Network motif comparison rationalizes Sec1/Munc18-SNARE regulation mechanism in exocytosis
- Equal contributors
1 Biomedical Informatics Center, Northwestern University, Chicago, IL 60611, USA
2 Department of Biochemistry, Biophysics and Molecular Biology, Iowa State University, Ames, IA 50011, USA
3 Department of Molecular, Cellular, and Developmental Biology, University of Colorado at Boulder, Boulder, CO 80309, USA
4 Department of Genetics, Development and Cell Biology, Iowa State University, Ames, IA 50011, USA
5 Program of Bioinformatics and Computational Biology, Iowa State University, Ames, IA 50011, USA
BMC Systems Biology 2012, 6:19 doi:10.1186/1752-0509-6-19Published: 16 March 2012
Network motifs, recurring subnetwork patterns, provide significant insight into the biological networks which are believed to govern cellular processes.
We present a comparative network motif experimental approach, which helps to explain complex biological phenomena and increases the understanding of biological functions at the molecular level by exploring evolutionary design principles of network motifs.

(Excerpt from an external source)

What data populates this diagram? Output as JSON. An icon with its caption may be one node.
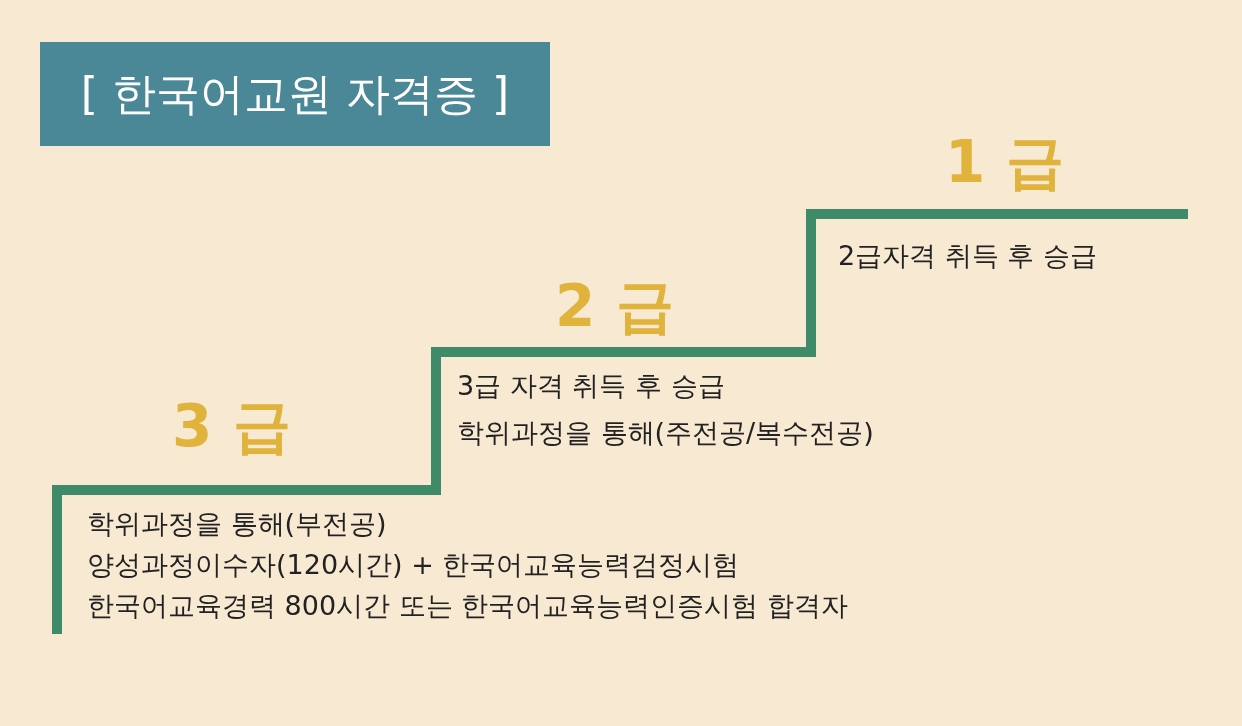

Using this framework to analyze the SM (Sec1/Munc18)-SNARE (N-ethylmaleimide-sensitive factor activating protein receptor) system in exocytic membrane fusion in yeast and neurons, we find that the SM-SNARE network motifs of yeast and neurons show distinct dynamical behaviors. We identify the closed binding mode of neuronal SM (Munc18-1) and SNARE (syntaxin-1) as the key factor leading to mechanistic divergence of membrane fusion systems in yeast and neurons. We also predict that it underlies the conflicting observations in SM overexpression experiments. Furthermore, hypothesis-driven lipid mixing assays validated the prediction.
Therefore this study provides a new method to solve the discrepancies and to generalize the functional role of SM proteins.